Ayahuasca - oznacza "pnącze duszy" w języku keczua, którym posługują się Indianie. Tradycyjny napój przygotowywany przez południowoamerykańskich szamanów w formie rytualnej. Najczęściej do jego sporządzenia wykorzystywane jest pnącze "Banisteriopsis caapi". Jest to roślina nazywana przez rdzennych mieszkańców zachodniej Amazonii jako Caapi, Ayahuasca, Yage.

Moje doświadczenie po przyjęciu napoju było różnorodne i podzielone na fazy uzdrowienia. Pierwsza była przygotowująca i relaksująca. Czasami aż irytująca, ponieważ nic większego nie miało miejsca. W pewnym momencie po około godziny/półtorej zaczęła przychodzić druga faza. Była potężna, ponieważ czułem, że odłącza duszę od ciała. Byłem świadomy co ma miejsce. Zaobserwowałem, że substancja podróżuje po Moim ciele szukając programów, szkód, które nie są zgrane z Moim JA i uniemożliwiają wzrost świadomości. Osobiście nie posiadałem ich dużo, ponieważ Swoją ścieżkę duchową rozpocząłem kilka lat wcześniej, przechodząc już część Swojej drogi. Ceremonia dopełniła całość i pozwoliła mi przeżyć kolejny proces krystalizacji Jaźni. Miałem wgrany mocny program utraty rodzicielki, a bardziej braku możliwości pożegnania z nią po jej "przejściu do świata ducha" lub tak zwanej "śmierci". Ayahuasca łączy ze światem śmierci, można naprawić kilka istotnych wydarzeń jak pożegnanie lub powiedzenie Do Zobaczenia osobie/osobom, które ceniliśmy, a nie zdążyliśmy im fizycznie powiedzieć, ponieważ odeszły.
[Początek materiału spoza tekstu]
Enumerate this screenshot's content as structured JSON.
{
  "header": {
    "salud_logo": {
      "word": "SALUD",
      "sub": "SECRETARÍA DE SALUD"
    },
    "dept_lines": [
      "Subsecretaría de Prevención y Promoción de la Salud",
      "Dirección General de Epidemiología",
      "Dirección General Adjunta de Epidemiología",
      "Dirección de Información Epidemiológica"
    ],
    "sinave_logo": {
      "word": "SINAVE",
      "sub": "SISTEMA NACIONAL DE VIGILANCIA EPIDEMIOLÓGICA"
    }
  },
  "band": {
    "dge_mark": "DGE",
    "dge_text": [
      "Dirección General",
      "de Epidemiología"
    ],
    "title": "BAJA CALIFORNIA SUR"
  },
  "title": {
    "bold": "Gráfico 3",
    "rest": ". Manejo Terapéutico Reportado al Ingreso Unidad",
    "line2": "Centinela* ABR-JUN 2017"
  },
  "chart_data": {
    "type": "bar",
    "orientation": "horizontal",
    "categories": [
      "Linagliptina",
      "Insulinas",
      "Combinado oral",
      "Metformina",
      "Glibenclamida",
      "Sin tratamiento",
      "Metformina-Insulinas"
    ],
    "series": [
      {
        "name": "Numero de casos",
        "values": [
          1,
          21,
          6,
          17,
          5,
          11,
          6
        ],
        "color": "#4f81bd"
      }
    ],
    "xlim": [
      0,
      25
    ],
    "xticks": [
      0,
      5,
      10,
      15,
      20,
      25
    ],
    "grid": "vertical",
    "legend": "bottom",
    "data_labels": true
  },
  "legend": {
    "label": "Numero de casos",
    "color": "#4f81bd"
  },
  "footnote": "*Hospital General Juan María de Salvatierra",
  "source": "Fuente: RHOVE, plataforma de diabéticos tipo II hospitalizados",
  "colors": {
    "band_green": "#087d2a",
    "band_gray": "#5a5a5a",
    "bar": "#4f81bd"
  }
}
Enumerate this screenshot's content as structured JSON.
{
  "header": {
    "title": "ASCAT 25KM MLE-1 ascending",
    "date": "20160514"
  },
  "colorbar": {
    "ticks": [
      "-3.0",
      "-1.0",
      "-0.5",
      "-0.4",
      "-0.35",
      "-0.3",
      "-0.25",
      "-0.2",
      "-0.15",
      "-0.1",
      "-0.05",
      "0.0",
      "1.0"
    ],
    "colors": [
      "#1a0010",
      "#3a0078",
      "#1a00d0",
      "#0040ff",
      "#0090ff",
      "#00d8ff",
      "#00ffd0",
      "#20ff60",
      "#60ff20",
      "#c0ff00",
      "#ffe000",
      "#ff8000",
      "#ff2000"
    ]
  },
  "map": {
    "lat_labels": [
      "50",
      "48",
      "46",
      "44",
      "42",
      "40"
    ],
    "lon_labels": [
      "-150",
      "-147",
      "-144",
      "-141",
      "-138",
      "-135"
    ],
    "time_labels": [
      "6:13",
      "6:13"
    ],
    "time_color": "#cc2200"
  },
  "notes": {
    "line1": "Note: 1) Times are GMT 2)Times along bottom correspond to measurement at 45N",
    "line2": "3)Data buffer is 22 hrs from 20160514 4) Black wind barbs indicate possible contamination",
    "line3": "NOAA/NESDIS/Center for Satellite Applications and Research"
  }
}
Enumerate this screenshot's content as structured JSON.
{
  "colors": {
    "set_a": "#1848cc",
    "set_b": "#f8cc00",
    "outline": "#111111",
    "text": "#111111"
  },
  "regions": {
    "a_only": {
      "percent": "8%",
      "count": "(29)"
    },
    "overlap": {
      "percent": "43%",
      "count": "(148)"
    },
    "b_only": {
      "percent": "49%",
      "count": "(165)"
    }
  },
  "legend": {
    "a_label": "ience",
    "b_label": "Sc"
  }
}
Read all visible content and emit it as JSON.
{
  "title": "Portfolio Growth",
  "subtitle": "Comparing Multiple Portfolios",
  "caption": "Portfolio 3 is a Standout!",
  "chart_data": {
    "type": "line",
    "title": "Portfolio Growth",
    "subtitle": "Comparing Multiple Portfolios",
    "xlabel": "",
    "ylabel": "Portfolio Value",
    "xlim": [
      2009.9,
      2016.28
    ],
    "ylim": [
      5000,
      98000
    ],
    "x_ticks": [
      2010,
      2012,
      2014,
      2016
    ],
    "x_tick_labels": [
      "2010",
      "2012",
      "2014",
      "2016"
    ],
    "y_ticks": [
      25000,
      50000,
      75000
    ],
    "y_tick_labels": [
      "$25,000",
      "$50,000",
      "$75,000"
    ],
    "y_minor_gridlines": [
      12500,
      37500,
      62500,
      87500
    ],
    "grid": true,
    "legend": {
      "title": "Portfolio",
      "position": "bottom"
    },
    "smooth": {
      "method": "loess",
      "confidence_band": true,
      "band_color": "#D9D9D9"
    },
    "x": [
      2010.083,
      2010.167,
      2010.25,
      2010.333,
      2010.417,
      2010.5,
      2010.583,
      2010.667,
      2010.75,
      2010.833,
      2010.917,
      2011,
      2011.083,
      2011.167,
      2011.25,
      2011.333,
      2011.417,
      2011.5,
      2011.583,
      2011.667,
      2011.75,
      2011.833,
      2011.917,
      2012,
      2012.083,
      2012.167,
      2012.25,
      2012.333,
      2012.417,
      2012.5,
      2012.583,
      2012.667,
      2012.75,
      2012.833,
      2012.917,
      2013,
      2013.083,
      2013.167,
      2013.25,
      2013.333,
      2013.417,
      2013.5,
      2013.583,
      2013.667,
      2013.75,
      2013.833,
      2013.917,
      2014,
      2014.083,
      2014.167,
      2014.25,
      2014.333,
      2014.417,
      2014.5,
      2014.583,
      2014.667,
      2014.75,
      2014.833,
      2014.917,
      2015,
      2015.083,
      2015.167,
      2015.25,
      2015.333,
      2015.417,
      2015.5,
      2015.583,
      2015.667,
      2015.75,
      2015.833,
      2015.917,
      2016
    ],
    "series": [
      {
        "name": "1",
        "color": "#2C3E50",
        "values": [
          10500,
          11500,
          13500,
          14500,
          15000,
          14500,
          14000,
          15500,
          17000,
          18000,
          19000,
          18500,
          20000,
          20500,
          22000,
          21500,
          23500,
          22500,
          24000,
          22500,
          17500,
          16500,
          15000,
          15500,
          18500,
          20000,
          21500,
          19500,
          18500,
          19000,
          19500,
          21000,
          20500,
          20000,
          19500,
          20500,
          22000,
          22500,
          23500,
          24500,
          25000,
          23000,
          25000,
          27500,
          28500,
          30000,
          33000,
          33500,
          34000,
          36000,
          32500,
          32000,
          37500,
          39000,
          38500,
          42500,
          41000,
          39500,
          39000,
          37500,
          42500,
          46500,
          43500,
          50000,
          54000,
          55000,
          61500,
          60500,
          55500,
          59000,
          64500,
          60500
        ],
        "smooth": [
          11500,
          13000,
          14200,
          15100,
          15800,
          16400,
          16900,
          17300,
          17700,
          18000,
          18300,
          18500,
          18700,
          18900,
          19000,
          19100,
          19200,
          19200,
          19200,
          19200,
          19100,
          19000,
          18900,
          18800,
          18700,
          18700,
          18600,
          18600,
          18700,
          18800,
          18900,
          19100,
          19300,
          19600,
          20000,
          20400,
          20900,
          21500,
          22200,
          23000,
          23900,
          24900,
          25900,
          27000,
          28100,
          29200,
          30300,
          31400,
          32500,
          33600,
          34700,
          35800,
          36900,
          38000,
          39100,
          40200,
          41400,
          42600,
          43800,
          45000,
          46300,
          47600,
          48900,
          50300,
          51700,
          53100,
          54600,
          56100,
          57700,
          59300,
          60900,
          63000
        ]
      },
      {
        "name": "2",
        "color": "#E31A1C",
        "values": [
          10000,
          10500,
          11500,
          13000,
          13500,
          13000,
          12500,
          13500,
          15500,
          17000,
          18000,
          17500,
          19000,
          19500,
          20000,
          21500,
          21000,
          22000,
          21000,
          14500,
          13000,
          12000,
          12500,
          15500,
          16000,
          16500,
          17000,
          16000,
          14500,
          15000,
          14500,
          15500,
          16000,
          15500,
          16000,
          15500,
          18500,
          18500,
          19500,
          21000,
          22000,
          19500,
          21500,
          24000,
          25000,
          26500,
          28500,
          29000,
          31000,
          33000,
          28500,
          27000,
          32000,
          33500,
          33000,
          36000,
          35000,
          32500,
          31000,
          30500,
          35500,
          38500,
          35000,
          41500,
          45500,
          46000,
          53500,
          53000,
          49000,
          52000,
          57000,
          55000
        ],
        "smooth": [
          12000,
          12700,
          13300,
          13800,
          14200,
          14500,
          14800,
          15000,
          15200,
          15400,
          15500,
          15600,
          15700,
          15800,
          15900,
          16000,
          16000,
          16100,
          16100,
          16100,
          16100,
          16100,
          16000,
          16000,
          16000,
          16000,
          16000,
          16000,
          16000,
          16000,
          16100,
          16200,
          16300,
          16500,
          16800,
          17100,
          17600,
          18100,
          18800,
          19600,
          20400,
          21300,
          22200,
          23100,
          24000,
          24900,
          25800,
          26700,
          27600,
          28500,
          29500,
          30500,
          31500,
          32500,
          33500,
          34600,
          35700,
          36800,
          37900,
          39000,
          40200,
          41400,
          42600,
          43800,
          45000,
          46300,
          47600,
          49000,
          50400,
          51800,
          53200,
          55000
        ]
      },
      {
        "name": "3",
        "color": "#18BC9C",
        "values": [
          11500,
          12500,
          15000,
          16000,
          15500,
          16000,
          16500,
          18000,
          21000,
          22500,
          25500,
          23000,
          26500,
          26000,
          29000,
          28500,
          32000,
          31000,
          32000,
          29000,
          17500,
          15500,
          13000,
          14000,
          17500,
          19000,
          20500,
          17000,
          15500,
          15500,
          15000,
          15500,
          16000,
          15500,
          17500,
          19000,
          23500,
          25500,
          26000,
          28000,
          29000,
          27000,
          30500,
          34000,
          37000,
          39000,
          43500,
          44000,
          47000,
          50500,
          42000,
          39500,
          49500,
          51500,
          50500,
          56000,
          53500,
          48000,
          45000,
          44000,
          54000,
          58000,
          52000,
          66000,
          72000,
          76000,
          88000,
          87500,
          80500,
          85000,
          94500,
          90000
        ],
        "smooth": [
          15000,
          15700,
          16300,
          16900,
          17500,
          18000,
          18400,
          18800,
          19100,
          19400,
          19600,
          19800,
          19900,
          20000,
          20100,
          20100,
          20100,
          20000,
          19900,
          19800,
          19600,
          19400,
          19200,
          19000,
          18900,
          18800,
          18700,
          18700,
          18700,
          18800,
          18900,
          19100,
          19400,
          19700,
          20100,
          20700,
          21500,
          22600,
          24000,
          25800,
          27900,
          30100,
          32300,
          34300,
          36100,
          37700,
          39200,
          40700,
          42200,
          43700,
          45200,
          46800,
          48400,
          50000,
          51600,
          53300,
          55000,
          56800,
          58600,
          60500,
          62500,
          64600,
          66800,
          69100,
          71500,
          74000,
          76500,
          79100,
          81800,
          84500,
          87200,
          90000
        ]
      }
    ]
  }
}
W świecie śmierci Moja Mama stała przede Mną, wyciągnęła rękę i powiedziała "Do Zobaczenia". Poczułem ulgę i mocną naprawę istotnego i ważnego wydarzenia, które ciążyło na duszy i wiecznie dawało pytania "Dlaczego".

Po weryfikacji i oczyszczeniu Mojego ciała przez Ayahuasca doszedłem do kolejnej fazy uzdrowienia. Trzecia Faza była inspirująca, ponieważ doznałem dużo elementów magicznych plus odpowiedzi na Swoje pytania dotyczące świata ducha. Kolejny poziom wiedzy - pierwotnej płynącej ze źródła życia. Byłem w stanie latać wśród gwiazd, gdzie obserwowałem świat z góry.

Cały proces dopełnił Nasz wspaniały Uzdrowiciel, który wspierał od samego początku. Ayahuasca bez Szamana może być nie skuteczna, ponieważ On jest naznaczony jako przekaźnik ze świata wyżej. W skrócie mówiąc budzi i kieruje substancje w Naszym ciele. Przykład podczas drugiej fazy:

Przed wyeliminowaniem szkodliwych programów, czułem jak powolutku zaczynają wychodzić z Mojej głowy. Niesamowita moc grupy opiekującej dała możliwość ich wyłapania. Nie było mowy o ukryciu, wychodził pod presją grupy. W momencie w którym program puszczał czułem ulgę, gdzie moment wcześniej chciałem uciekać, ale nie wiedziałem gdzie i po co. Później zrozumiałem, że EGO gaśnie i traci moc, dlatego miałem myśli o ucieczce.

Starożytna medycyna jest potężna, a świat po jej przyjęciu jest bardziej mistyczny i zrozumiały. Ceremonia miała miejsce w Czechach, ponieważ tam prawo toleruje spożywanie tego rodzaju substancji. W Polsce kryminał.